Critics say companies have exploited the regulatory void. While many in industry say the Internet is a minefield whose risks are compounded by unexpected agency crackdowns, like the flurry of warning letters on Google search ads in March.
At a meeting of lawyers who deal with FDA this morning, Janet Woodcock, head of the agency's drug center, said there's a renewed focus on policing advertising. Drugs, medical devices and so on, are more complex, and there have been enormous changes in the way people communicate, the use of social media, according to Mark Senek, who blogs at Eye on FDA.
So, what are the questions FDA has in mind? We paraphrase below:
1) What online messages and chatter are regulated companies responsible for? And what's not their problem?
2) How do companies comply with existing regulations, requiring such things as fair balance in ads, within the confines of, say, a 140-character tweet?
3) When does a company have to correct misinformation posted by third parties?

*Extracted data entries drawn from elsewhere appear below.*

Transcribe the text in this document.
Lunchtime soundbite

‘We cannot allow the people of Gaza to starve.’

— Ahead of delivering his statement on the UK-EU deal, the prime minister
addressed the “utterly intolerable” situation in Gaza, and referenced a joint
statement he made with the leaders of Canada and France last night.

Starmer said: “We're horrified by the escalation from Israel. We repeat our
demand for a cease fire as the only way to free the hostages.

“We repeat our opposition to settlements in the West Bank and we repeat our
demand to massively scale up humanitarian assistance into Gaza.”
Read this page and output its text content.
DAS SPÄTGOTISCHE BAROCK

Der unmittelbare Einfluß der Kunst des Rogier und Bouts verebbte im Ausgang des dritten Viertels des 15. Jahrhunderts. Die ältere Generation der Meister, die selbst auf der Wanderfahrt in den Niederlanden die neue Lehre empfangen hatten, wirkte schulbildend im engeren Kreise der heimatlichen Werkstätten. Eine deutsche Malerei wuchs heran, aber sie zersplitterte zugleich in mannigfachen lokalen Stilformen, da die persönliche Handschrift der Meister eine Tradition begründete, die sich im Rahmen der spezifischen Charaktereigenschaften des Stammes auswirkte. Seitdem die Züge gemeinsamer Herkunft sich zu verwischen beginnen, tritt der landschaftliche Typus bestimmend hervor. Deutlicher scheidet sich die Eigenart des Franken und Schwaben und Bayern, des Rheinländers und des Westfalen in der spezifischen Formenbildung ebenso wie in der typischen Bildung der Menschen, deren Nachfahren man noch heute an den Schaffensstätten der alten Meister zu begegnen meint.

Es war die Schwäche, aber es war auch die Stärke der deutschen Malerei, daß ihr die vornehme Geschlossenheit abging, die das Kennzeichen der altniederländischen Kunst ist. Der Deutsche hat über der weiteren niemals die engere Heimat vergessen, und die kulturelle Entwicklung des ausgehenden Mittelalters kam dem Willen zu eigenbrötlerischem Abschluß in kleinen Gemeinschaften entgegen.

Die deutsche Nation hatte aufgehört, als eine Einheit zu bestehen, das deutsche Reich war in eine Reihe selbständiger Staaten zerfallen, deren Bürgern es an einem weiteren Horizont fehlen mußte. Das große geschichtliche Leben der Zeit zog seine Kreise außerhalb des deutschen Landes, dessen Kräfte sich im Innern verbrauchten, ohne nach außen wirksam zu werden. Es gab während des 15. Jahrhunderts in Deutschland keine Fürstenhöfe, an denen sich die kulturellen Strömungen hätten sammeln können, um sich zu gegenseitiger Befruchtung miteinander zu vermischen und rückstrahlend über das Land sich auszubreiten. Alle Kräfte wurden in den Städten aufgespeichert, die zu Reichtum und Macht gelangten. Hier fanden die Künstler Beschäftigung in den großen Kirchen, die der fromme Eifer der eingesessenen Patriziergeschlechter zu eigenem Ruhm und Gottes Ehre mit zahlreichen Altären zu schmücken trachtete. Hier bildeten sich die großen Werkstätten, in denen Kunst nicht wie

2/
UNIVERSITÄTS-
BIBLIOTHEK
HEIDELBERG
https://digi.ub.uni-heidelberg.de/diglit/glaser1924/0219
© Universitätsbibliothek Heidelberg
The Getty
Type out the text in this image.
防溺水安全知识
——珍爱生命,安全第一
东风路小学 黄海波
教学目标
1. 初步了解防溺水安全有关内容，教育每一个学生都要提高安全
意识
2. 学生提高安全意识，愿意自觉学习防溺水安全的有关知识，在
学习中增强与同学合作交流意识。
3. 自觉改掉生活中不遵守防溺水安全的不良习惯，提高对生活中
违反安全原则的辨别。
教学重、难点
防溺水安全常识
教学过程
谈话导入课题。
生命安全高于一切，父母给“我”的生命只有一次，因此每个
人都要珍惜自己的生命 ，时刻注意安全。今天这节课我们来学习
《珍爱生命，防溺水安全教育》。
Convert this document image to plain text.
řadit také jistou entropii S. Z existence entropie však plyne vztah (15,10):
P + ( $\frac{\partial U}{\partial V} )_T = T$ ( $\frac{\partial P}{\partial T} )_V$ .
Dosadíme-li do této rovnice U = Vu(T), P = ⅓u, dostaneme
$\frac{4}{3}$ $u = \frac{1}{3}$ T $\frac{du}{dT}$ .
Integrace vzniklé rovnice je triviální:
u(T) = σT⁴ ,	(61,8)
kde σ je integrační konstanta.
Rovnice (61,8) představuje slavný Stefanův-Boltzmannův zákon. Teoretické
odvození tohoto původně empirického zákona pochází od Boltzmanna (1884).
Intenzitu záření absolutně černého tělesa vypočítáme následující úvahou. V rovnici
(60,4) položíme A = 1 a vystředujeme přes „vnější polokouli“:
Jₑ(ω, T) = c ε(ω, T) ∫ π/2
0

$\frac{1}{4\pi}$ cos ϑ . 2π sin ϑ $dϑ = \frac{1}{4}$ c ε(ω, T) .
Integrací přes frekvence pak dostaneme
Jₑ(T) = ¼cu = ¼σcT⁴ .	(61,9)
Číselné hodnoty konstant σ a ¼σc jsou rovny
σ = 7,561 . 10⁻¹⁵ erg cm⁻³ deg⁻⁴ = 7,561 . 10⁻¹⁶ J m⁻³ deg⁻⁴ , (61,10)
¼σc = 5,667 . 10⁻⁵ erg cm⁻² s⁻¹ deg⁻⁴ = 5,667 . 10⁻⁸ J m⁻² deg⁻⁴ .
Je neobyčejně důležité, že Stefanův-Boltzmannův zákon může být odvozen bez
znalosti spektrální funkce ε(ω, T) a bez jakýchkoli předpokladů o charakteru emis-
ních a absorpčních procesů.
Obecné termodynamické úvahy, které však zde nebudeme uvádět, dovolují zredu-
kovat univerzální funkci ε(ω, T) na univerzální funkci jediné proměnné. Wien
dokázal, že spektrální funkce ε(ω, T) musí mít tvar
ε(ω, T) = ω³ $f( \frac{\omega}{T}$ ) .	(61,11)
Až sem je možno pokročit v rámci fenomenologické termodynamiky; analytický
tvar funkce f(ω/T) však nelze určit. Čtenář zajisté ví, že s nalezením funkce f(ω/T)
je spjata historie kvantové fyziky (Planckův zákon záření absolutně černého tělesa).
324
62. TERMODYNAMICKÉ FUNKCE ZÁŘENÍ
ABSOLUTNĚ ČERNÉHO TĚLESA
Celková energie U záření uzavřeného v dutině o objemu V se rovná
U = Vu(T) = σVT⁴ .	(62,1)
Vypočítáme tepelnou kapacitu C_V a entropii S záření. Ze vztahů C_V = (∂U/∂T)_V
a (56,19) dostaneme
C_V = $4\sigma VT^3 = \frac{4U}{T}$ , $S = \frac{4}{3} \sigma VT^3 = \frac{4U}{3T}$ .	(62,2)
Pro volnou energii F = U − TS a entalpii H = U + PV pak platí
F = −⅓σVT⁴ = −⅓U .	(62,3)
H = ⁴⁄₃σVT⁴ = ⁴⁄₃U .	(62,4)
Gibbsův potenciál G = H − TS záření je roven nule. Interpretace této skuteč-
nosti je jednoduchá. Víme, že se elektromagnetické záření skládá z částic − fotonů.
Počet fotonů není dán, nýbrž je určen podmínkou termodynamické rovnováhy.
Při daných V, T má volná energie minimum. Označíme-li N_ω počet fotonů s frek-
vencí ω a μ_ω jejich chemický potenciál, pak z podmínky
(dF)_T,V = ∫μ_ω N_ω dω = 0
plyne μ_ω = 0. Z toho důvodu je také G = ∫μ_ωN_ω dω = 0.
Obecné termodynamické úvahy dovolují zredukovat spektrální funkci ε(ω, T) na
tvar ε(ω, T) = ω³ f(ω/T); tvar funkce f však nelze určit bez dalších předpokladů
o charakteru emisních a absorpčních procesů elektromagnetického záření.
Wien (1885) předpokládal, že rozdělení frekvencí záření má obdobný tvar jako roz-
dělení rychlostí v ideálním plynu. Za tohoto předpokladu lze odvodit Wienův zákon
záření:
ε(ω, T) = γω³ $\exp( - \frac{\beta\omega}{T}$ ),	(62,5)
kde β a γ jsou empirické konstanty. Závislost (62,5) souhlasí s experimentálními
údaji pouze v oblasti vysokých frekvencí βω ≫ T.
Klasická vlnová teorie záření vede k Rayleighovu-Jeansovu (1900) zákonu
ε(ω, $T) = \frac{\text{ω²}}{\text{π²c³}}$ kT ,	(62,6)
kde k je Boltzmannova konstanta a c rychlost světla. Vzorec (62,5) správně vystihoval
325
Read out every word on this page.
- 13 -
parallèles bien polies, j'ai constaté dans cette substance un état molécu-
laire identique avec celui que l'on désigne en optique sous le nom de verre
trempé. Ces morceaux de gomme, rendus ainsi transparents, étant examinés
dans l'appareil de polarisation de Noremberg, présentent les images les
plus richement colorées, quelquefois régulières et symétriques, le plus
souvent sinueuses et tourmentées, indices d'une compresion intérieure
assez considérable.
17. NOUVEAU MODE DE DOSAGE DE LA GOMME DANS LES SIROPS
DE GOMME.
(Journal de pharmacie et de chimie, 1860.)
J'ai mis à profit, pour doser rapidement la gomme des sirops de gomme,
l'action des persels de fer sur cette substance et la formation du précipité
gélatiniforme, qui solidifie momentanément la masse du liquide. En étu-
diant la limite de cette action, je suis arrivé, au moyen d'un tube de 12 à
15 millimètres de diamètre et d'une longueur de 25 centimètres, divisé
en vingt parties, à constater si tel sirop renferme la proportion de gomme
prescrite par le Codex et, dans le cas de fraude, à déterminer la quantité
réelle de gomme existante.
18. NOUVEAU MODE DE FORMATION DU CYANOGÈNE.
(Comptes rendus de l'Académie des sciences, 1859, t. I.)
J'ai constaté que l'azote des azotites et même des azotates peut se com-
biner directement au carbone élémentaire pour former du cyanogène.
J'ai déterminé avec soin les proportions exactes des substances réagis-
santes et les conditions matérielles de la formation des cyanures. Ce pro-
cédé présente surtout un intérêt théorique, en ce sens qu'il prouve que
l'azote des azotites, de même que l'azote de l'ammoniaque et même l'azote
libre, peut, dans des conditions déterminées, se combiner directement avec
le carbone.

Hello, Wikipedia! Some companies, the FDA said, haven't taken action on known problems, fearing they'd then be responsible for correcting everything anywhere online.
4) To link, or not to link? is the FDA's question. Specifically, FDA wants to know what sorts of linking is appropriate and when users find it misleading.
5) The bogeyman in the social media closet has long been chatter about side effects and other problems with products. When do companies have to report these bad experiences as recounted on the Web to FDA?